Nowadays, there’s a far more humane alternative called Freecycle. The premise is very simple: you have something you don’t need anymore that someone else may potentially need, you advertise that fact via an online list and, hopefully, that someone else will reply and say ‘hell, yeah, that’s exactly the shit I’ve been looking for’. Or some such thing. The worst-case scenario is that no-one else will want your old tat, and you’ll have to do a little bit more than typing on your keyboard to try and find a sound way of getting rid of it. But you’re a punk, you’re resourceful and you know a lot of shit that others don’t, right? So you’ll find a way. All I’m doing is showing you another option to add to your arsenal.
Does it work? In a word, yes. So far I’ve managed to find a home for everything I’ve put up on my local group’s list. Today, for example, a referee for a local commie netball team gladly took the black plastic whistle (traditional style in perfect working order) that I’d found in a box, the remnants of a demo from years back, and which I really no longer felt I needed. After all, shouting like fuck is far more cathartic than blowing a whistle, especially if you just do it for no reason whatsoever other than you can. And I went and collected a foot spa, complete with bubbles, massage capability and spinny things for getting the hard crud off. Which is just about perfect for tired Old Punk feet.
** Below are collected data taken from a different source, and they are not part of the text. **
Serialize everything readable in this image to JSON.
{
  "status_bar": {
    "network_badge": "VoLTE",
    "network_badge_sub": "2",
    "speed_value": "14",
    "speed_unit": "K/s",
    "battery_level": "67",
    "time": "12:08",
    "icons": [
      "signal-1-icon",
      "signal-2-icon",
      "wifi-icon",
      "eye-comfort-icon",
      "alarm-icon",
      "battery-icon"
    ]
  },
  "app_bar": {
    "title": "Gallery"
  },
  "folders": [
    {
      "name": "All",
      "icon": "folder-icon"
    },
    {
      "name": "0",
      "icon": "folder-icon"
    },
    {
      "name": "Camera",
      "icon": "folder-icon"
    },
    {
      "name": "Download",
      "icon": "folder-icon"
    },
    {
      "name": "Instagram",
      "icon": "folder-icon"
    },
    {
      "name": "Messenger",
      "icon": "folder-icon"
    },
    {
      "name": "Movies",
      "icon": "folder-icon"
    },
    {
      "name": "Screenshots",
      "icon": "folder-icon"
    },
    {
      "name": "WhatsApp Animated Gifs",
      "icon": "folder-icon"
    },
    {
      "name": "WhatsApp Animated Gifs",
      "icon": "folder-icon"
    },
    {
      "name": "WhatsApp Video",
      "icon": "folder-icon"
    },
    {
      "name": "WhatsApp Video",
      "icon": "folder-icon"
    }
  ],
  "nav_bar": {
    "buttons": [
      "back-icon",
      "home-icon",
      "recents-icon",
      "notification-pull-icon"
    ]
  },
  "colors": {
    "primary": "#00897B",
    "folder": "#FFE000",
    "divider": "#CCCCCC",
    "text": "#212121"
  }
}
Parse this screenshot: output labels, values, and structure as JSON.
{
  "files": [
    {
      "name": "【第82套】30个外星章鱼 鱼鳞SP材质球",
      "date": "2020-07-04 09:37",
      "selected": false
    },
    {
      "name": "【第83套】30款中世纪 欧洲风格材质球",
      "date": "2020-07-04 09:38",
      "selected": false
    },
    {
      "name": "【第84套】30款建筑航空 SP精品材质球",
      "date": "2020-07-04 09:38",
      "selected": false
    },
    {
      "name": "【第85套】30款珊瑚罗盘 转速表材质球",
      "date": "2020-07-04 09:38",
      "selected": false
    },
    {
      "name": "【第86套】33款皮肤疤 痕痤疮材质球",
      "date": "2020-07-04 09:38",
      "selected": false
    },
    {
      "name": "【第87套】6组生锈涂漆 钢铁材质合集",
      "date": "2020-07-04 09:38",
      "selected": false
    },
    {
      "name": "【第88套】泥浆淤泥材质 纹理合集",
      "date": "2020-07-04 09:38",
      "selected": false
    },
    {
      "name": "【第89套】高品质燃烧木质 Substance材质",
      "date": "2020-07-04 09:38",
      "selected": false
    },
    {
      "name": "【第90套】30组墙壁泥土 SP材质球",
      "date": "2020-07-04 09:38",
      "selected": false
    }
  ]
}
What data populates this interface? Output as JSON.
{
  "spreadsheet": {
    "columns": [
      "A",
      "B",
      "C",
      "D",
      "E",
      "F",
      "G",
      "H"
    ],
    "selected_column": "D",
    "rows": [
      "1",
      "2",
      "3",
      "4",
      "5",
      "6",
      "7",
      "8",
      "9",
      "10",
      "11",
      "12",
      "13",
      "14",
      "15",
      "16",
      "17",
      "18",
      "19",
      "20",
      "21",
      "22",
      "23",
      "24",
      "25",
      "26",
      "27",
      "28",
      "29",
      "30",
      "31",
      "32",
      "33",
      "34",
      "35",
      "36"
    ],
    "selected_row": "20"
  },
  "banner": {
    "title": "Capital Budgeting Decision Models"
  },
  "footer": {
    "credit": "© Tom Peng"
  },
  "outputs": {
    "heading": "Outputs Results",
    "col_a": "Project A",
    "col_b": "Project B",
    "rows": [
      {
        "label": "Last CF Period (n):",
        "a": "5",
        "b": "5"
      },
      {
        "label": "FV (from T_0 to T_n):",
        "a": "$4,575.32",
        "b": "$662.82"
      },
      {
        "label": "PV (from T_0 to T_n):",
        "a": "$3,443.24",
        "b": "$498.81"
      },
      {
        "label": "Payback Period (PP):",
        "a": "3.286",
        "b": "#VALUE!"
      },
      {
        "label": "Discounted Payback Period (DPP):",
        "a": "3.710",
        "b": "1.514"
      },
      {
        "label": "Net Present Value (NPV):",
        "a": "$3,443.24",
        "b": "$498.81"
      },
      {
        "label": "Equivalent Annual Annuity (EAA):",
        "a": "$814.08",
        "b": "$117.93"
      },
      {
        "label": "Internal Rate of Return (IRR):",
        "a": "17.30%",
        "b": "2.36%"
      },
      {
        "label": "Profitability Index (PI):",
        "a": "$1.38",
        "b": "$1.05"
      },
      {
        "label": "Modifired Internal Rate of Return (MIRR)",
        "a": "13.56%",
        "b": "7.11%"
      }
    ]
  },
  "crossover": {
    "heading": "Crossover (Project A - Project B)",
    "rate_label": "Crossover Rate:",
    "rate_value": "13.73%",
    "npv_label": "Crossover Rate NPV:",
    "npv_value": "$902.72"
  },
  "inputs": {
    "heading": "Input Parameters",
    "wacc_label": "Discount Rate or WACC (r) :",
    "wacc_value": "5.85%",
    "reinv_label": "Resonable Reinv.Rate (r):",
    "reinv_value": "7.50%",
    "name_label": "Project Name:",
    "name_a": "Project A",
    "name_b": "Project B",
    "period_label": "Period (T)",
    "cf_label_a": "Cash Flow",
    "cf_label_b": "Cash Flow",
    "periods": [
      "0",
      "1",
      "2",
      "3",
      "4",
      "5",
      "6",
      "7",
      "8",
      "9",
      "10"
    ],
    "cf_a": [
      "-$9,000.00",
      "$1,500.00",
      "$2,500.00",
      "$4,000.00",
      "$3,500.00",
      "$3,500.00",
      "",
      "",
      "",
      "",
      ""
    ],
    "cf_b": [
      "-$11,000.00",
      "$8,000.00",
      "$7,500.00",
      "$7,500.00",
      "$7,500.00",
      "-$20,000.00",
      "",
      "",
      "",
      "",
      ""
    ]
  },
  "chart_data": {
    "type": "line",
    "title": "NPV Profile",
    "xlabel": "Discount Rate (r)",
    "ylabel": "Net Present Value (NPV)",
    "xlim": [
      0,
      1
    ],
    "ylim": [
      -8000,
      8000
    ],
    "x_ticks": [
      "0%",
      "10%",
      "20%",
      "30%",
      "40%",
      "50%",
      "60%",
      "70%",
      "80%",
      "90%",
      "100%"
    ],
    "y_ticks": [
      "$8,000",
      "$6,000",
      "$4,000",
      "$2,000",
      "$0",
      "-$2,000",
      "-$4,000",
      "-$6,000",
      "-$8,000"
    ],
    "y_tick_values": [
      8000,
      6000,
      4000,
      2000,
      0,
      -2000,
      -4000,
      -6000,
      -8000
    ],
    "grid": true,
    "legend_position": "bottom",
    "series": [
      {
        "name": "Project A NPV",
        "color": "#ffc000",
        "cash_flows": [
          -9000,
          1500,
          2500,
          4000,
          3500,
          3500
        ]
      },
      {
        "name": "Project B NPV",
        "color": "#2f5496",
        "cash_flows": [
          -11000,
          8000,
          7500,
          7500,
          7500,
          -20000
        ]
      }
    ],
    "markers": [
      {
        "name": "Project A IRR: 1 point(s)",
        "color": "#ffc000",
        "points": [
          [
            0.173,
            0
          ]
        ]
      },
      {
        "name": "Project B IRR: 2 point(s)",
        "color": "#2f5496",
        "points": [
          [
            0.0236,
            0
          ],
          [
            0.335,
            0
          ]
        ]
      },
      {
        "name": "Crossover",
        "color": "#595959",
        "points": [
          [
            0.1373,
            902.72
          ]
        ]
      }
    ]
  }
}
There’s a reasonable chance you’re close to a Freecycle group and, if you’re not, then the means to set one up are freely available. Of course, where you live there may be no need for such a thing. When I was a kid, recycling between friends, family and neighbours was taken for granted. But like I say, Freecycle is just another tool.
Mind you, I still do a bit of skipdiving on occasion – in fact, it’s where I’ve found one or two things that I’ve then Freecycled. Old Punk habits die hard.